Il mercato delle aste italiane dei fine wine, un canale fondamentale per il grande mercato secondario dei vini di pregio, chiude un 2022 decisamente positivo, che conferma la bontà del vino come asset su cui investire anche nei momenti di maggiore difficoltà, registrando, però, anche qualche segnale di rallentamento nella corsa senza freni delle quotazioni delle griffe di primissimo piano. Sintomi da non sottovalutare, ma che le case d’asta del Belpaese, sentite da WineNews, hanno ben chiaro come affrontare in un 2023 che si prospetta particolarmente complesso. Il primo dato, che accomuna tutti i player, da Pandolfini a Bolaffi, da Finarte a Gelardini & Romani, da Wannenes a Il Ponte, è la sicurezza che si può riporre in quel circolo ristretto di etichette capaci di rappresentare un vero e proprio bene rifugio.
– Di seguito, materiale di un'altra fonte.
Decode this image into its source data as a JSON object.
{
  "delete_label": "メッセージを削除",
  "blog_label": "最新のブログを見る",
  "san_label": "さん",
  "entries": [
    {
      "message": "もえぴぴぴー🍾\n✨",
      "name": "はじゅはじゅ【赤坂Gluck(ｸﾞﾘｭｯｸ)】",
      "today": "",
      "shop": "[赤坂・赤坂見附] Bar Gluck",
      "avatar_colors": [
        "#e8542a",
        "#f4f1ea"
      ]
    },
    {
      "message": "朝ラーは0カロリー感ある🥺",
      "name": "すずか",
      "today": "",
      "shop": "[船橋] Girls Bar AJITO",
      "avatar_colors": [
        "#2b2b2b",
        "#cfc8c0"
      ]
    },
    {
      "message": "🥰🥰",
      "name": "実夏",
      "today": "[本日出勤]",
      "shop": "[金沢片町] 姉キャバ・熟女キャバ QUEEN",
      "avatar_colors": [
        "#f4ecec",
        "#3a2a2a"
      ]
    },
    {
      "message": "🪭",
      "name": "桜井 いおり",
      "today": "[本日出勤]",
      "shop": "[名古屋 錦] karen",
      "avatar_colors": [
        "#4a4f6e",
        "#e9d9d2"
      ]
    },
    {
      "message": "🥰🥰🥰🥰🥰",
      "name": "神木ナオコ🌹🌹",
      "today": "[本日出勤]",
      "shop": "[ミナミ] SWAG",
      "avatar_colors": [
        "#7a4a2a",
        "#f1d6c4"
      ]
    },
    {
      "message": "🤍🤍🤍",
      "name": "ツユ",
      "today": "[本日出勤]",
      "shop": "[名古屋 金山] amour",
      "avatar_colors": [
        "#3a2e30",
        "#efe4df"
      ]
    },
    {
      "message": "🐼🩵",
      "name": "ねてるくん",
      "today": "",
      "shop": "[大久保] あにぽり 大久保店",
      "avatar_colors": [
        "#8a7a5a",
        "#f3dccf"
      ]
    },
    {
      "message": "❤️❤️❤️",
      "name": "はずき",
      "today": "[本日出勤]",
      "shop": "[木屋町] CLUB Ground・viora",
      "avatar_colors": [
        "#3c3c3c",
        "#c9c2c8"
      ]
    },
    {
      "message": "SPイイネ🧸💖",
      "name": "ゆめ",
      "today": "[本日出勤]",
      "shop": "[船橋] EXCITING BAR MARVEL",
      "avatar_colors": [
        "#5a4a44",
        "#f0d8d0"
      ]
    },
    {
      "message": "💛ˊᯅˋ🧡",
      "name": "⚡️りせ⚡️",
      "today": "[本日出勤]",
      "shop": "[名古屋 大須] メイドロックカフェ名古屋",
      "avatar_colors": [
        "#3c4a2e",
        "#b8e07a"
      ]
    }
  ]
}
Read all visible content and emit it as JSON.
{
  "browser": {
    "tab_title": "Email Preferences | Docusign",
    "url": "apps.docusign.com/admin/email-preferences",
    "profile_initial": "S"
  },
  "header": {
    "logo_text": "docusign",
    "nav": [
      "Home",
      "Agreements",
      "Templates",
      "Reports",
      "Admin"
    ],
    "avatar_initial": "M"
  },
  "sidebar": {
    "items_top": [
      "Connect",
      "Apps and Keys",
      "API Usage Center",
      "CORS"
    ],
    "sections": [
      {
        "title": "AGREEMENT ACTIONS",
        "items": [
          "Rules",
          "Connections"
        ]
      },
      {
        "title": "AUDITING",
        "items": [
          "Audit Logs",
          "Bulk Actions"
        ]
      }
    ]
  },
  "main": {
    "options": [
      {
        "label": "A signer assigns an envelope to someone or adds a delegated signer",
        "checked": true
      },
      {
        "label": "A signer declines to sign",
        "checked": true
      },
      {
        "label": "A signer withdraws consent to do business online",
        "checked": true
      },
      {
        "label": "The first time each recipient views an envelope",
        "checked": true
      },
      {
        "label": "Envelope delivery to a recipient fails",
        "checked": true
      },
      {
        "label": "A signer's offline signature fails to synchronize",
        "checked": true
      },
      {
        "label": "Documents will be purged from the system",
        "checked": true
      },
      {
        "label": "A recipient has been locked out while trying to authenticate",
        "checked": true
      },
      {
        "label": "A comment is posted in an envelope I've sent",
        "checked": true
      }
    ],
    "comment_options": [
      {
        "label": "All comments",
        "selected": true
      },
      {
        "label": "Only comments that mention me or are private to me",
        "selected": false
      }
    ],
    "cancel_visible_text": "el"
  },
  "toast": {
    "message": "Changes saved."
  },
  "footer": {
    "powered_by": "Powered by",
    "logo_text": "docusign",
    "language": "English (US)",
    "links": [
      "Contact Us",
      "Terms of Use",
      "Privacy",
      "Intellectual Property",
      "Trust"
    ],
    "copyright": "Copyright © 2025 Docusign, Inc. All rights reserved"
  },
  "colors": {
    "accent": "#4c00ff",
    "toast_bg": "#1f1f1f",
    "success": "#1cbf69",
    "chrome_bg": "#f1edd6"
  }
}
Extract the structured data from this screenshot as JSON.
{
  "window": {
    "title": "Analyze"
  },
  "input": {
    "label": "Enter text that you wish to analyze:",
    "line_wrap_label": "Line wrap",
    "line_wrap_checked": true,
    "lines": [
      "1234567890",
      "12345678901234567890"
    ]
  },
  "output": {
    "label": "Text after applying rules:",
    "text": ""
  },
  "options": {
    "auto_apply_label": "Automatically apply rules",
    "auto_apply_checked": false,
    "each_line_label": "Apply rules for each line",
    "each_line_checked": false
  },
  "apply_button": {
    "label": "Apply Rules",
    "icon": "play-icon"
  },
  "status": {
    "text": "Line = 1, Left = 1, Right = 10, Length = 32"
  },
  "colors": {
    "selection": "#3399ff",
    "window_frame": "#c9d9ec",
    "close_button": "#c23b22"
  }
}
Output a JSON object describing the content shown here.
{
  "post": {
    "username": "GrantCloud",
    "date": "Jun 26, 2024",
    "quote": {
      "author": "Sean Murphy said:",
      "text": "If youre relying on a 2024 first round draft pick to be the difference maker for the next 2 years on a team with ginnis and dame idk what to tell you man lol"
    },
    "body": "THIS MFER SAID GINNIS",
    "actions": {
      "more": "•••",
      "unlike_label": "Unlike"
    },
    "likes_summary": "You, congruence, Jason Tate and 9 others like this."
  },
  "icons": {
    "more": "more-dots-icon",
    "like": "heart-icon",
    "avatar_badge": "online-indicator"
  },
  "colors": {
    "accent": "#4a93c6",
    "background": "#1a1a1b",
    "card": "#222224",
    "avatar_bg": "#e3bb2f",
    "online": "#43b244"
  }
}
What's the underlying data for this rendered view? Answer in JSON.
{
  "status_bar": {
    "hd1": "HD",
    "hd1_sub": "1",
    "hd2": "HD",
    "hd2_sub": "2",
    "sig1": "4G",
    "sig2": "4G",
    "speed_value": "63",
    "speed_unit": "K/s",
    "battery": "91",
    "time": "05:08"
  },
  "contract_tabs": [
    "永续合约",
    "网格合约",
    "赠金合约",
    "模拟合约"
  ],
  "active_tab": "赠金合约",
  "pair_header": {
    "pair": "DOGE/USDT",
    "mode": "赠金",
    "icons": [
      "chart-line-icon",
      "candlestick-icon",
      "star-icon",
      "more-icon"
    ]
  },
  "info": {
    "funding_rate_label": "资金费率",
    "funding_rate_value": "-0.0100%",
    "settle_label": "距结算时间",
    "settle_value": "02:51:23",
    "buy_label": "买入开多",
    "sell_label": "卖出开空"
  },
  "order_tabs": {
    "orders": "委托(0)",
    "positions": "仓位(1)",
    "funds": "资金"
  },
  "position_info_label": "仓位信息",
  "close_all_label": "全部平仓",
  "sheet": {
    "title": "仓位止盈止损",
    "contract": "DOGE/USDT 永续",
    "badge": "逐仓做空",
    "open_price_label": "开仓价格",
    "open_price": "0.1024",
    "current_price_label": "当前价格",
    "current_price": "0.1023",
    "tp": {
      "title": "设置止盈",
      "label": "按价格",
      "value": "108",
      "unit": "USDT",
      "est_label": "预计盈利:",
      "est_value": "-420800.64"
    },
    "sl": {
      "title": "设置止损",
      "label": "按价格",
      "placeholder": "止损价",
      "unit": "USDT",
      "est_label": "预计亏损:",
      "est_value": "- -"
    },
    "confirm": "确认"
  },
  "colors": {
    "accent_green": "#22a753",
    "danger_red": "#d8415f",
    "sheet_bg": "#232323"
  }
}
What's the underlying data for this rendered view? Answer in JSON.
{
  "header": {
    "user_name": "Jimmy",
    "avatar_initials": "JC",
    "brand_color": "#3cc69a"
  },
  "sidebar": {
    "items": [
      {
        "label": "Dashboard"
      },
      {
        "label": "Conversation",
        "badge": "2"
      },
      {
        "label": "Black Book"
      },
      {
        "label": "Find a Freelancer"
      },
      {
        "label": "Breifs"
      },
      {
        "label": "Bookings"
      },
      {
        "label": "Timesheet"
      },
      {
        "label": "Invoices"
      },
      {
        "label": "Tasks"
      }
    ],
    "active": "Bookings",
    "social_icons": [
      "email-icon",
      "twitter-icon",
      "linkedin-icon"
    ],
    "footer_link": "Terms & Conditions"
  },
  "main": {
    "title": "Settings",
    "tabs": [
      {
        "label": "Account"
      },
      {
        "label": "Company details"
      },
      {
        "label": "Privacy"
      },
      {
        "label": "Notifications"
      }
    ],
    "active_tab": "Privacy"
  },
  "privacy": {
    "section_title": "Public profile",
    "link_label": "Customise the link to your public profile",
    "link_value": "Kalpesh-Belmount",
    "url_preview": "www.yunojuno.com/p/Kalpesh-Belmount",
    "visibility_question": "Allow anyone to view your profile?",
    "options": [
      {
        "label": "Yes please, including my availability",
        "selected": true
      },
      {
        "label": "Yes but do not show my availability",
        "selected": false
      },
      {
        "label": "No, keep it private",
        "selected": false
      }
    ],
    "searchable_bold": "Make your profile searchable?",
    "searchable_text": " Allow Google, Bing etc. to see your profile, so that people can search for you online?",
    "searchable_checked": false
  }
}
Dai grandi di Borgogna, come Romanée-Conti, Rousseau e Jayer, alle granitiche certezze del Belpaese, come Sassicaia, Masseto, Tignanello (Antinori), Case Basse (Soldera), Giacomo Conterno, Bruno Giacosa, Bartolo Mascarello, i vini di Gaja: sono i vini che hanno guidato i fatturati del 2022, e che difficilmente abdicheranno nel 2023. Occhio, però, a quanto già sottolineato dall’ultimo report del Liv-ex: le quotazioni di certe etichette, a partire da Romanée-Conti, hanno raggiunto livelli talmente alti da rendere assai difficoltosa una loro ulteriore valorizzazione, e di questo anche le case d’asta dovranno tenere conto.
Specie perché più i prezzi sono alti e meno sono i collezionisti disposti a pagarli. Non è un caso, allora, che almeno in Italia si guardi con grande attenzione a quella grande fetta di appassionati, non necessariamente benestanti, disposti però ad investire anche piccole somme nel vino. Sia in una logica speculativa, che con l’obiettivo ben più concreto di investire in un bene di cui godere realmente, portando a tavola bottiglie importanti.
Una strada già imboccata, con aste, soprattutto online, fatte di centinaia di lotti assolutamente accessibili, e vini che, piano piano, si sono costruiti una credibilità di caratura internazionale, perché capaci di garantire una enorme costanza qualitativa, il giusto prezzo di uscita, e di conseguenza la capacità di garantire, agli investitori, margini interessanti. È il solco dentro al quale, ad esempio, troviamo vini come Le Pergole Torte di Montevertine e il San Leonardo, protagonisti assoluti del 2022 delle aste del vino italiane, al fianco dei “soliti” mostri sacri.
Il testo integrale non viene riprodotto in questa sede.